# Finally



## BiotechAbroad (Jan 11, 2012)

All right so I finally booked a trip to Köln (my dream city) and will be going there next May for 10 days. It's not much but it's what I could afford as a student. Although it's for vacation reasons, I'd like to take advantage of my time there and try and get in touch will possible employers. Think anyone would consider hiring me a year from my visit, when I graduate from my Master's program? My degree is in Molecular Biochemistry, do you guys know of any employers, corporations, companies, or businesses that are in that field? Also, should I translate my resume/cv to German? I've never done science in Europe so I'm not sure if it's standardized in English or if every country publishes in it's own language. And last, how should I approach employers? Should I just show up and drop off my resume? Or email/call? Mail? Any and all constructive advice would help.


----------



## vronchen (Jan 26, 2012)

BiotechAbroad said:


> All right so I finally booked a trip to Köln (my dream city) and will be going there next May for 10 days. It's not much but it's what I could afford as a student. Although it's for vacation reasons, I'd like to take advantage of my time there and try and get in touch will possible employers. Think anyone would consider hiring me a year from my visit, when I graduate from my Master's program? My degree is in Molecular Biochemistry, do you guys know of any employers, corporations, companies, or businesses that are in that field? Also, should I translate my resume/cv to German? I've never done science in Europe so I'm not sure if it's standardized in English or if every country publishes in it's own language. And last, how should I approach employers? Should I just show up and drop off my resume? Or email/call? Mail? Any and all constructive advice would help.

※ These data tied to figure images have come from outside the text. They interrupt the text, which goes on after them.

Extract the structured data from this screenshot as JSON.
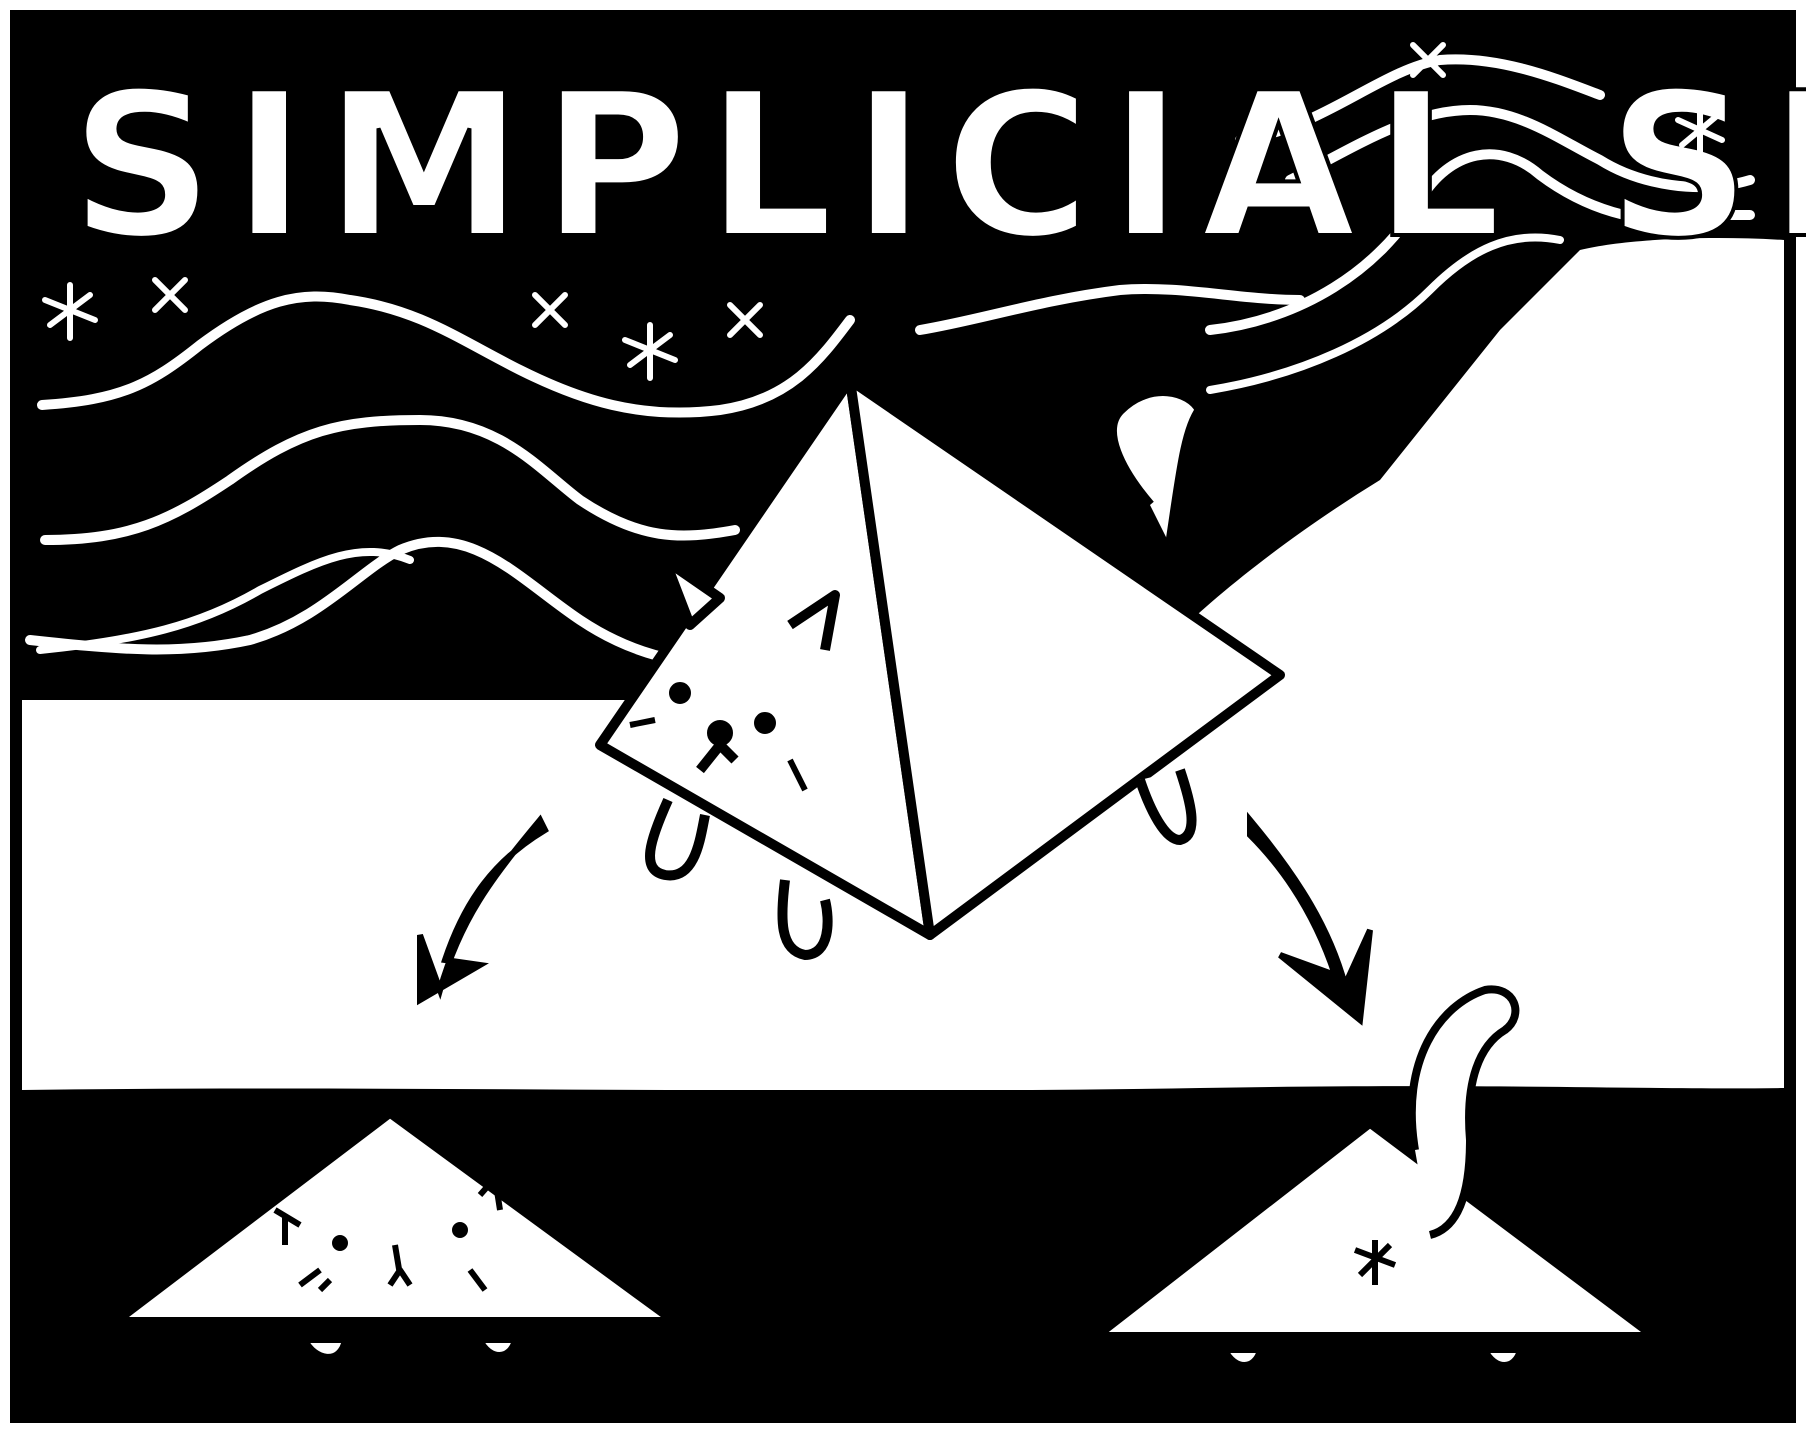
{
  "title": "SIMPLICIAL SETS",
  "colors": {
    "ink": "#000000",
    "paper": "#ffffff"
  },
  "illustration": {
    "subject": "cartoon-cat-triangle",
    "faces": [
      "upper-triangle-with-cat-face",
      "lower-left-face-triangle",
      "lower-right-tail-triangle"
    ]
  }
}
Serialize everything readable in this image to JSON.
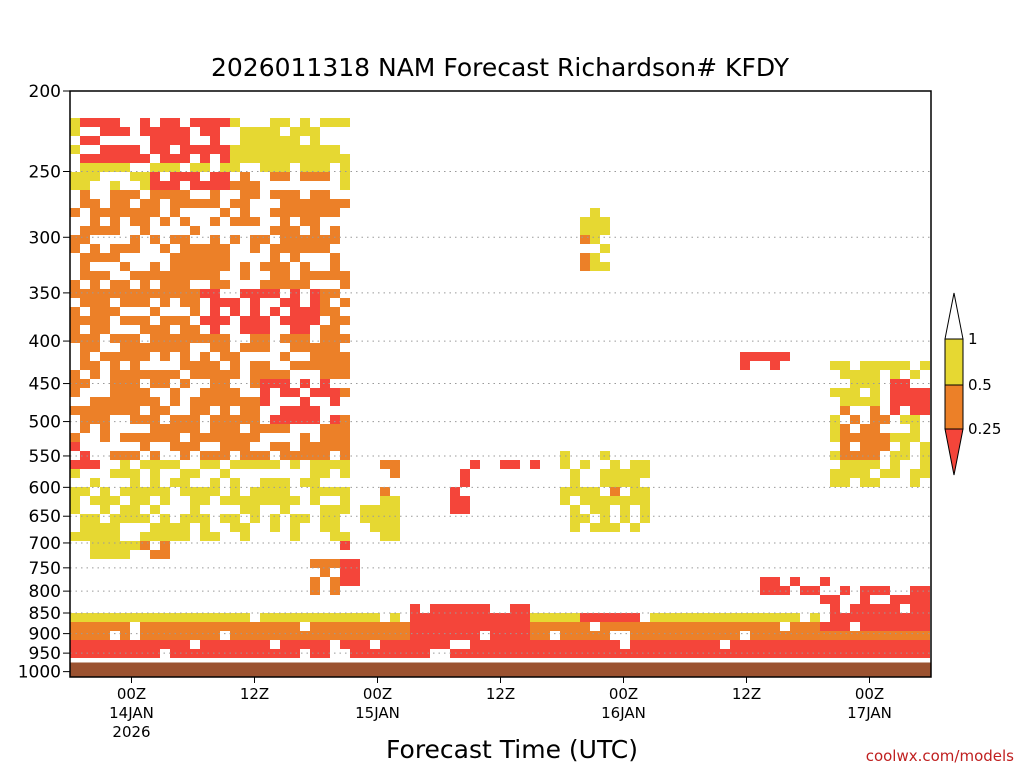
{
  "chart_data": {
    "type": "heatmap",
    "title": "2026011318 NAM Forecast Richardson# KFDY",
    "xlabel": "Forecast Time (UTC)",
    "ylabel": "",
    "credit": "coolwx.com/models",
    "y_axis": {
      "scale": "log-pressure (hPa), inverted",
      "ylim": [
        1000,
        200
      ],
      "tick_labels": [
        "200",
        "250",
        "300",
        "350",
        "400",
        "450",
        "500",
        "550",
        "600",
        "650",
        "700",
        "750",
        "800",
        "850",
        "900",
        "950",
        "1000"
      ],
      "tick_values": [
        200,
        250,
        300,
        350,
        400,
        450,
        500,
        550,
        600,
        650,
        700,
        750,
        800,
        850,
        900,
        950,
        1000
      ]
    },
    "x_axis": {
      "unit": "forecast hours from 2026011318",
      "xlim": [
        0,
        84
      ],
      "ticks": [
        {
          "hour": 6,
          "label": "00Z",
          "date": "14JAN",
          "year": "2026"
        },
        {
          "hour": 18,
          "label": "12Z",
          "date": "",
          "year": ""
        },
        {
          "hour": 30,
          "label": "00Z",
          "date": "15JAN",
          "year": ""
        },
        {
          "hour": 42,
          "label": "12Z",
          "date": "",
          "year": ""
        },
        {
          "hour": 54,
          "label": "00Z",
          "date": "16JAN",
          "year": ""
        },
        {
          "hour": 66,
          "label": "12Z",
          "date": "",
          "year": ""
        },
        {
          "hour": 78,
          "label": "00Z",
          "date": "17JAN",
          "year": ""
        }
      ]
    },
    "grid": "dotted horizontal lines at pressure ticks",
    "legend": {
      "placement": "right",
      "entries": [
        {
          "label": "1",
          "color": "#ffffff",
          "range": "> 1"
        },
        {
          "label": "0.5",
          "color": "#e6d832",
          "range": "0.5 - 1"
        },
        {
          "label": "0.25",
          "color": "#ec8028",
          "range": "0.25 - 0.5"
        },
        {
          "label": "",
          "color": "#f4453a",
          "range": "< 0.25"
        }
      ]
    },
    "colors": {
      "yellow": "#e6d832",
      "orange": "#ec8028",
      "red": "#f4453a",
      "ground": "#9b5230"
    },
    "ground_below_hpa": 975,
    "regions": [
      {
        "class": "yellow",
        "x": [
          0,
          27
        ],
        "p": [
          215,
          700
        ]
      },
      {
        "class": "orange",
        "x": [
          0,
          27
        ],
        "p": [
          260,
          560
        ]
      },
      {
        "class": "red",
        "x": [
          1,
          16
        ],
        "p": [
          218,
          245
        ]
      },
      {
        "class": "red",
        "x": [
          8,
          16
        ],
        "p": [
          250,
          265
        ]
      },
      {
        "class": "orange",
        "x": [
          16,
          25
        ],
        "p": [
          250,
          290
        ]
      },
      {
        "class": "yellow",
        "x": [
          16,
          26
        ],
        "p": [
          240,
          290
        ]
      },
      {
        "class": "red",
        "x": [
          13,
          24
        ],
        "p": [
          350,
          395
        ]
      },
      {
        "class": "red",
        "x": [
          19,
          26
        ],
        "p": [
          440,
          500
        ]
      },
      {
        "class": "red",
        "x": [
          0,
          4
        ],
        "p": [
          530,
          570
        ]
      },
      {
        "class": "yellow",
        "x": [
          2,
          11
        ],
        "p": [
          680,
          730
        ]
      },
      {
        "class": "orange",
        "x": [
          7,
          11
        ],
        "p": [
          700,
          730
        ]
      },
      {
        "class": "yellow",
        "x": [
          50,
          53
        ],
        "p": [
          275,
          330
        ]
      },
      {
        "class": "orange",
        "x": [
          50,
          51
        ],
        "p": [
          300,
          340
        ]
      },
      {
        "class": "red",
        "x": [
          39,
          46
        ],
        "p": [
          555,
          575
        ]
      },
      {
        "class": "red",
        "x": [
          37,
          39
        ],
        "p": [
          575,
          640
        ]
      },
      {
        "class": "yellow",
        "x": [
          48,
          57
        ],
        "p": [
          540,
          680
        ]
      },
      {
        "class": "orange",
        "x": [
          53,
          55
        ],
        "p": [
          600,
          620
        ]
      },
      {
        "class": "red",
        "x": [
          65,
          70
        ],
        "p": [
          410,
          435
        ]
      },
      {
        "class": "yellow",
        "x": [
          74,
          84
        ],
        "p": [
          420,
          600
        ]
      },
      {
        "class": "orange",
        "x": [
          75,
          80
        ],
        "p": [
          480,
          560
        ]
      },
      {
        "class": "red",
        "x": [
          80,
          84
        ],
        "p": [
          440,
          490
        ]
      },
      {
        "class": "red",
        "x": [
          26,
          28
        ],
        "p": [
          700,
          780
        ]
      },
      {
        "class": "orange",
        "x": [
          23,
          26
        ],
        "p": [
          740,
          800
        ]
      },
      {
        "class": "yellow",
        "x": [
          28,
          32
        ],
        "p": [
          600,
          700
        ]
      },
      {
        "class": "orange",
        "x": [
          30,
          32
        ],
        "p": [
          550,
          620
        ]
      },
      {
        "class": "red",
        "x": [
          0,
          84
        ],
        "p": [
          905,
          975
        ]
      },
      {
        "class": "orange",
        "x": [
          0,
          84
        ],
        "p": [
          880,
          905
        ]
      },
      {
        "class": "yellow",
        "x": [
          0,
          84
        ],
        "p": [
          860,
          880
        ]
      },
      {
        "class": "red",
        "x": [
          33,
          45
        ],
        "p": [
          830,
          905
        ]
      },
      {
        "class": "red",
        "x": [
          50,
          57
        ],
        "p": [
          840,
          880
        ]
      },
      {
        "class": "red",
        "x": [
          73,
          84
        ],
        "p": [
          780,
          900
        ]
      },
      {
        "class": "red",
        "x": [
          67,
          75
        ],
        "p": [
          760,
          800
        ]
      }
    ]
  }
}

i remember your other posts from a while ago. you started a master's program? good for you.

i honestly don't think that someone would hire you a year in advance, especially in industry. but it might be good to network. not sure what your other plans for the summer are, but have considered doing an internship in germany? that's probably easier to get than full time employment, and often these internships lead to full time employments later on. another concern: not sure anyone would hire a foreigner fresh out off school. and particularly in the biochem area a phd seemed to be preferred. what about doing your phd in germany? check out the biochem Max-Planckt institute (Graduate Program). phd programs in germany are shorter than in the US, since most require that you have a masters before you apply. they even pay for your trip to the interviews! it's not in Köln (it's near München), but your chances of getting a job would be so much higher, you would be able to learn more german, and the institute is very prestigious. 

for companies in that area: not sure what kind of chemie there are doing, but the obvious one is of course Bayer. it's not in Köln, but Leverkusen is a very short commute from Köln.

usually, you would send a CV in german. my strategy is: if the job descriptions is in german I send a german CV, if it is in english I send an english CV. (if your german is good enough, translate the CV so that potential employer's see you can speak the language at least a little bit.) But for both I make sure that it is a german style (or at least european style) CV. So you should include more information such as date of birth and gender. I think europass has cv templates. but I would never send a cv as .doc. i personally hate anything that is generated by an office product and for science careers would only use CVs that are generated by latex. but I guess that is just my personal taste.

I would not go and drop off a hard copy of your CV. for most companies you can do a general application (not for a specific job), and send in a soft copy. also, in germany it seems much more important to include a cover letter.


----------



## vronchen (Jan 26, 2012)

oh, and make sure you have (certified) copies of your transcripts (including high school) available.


----------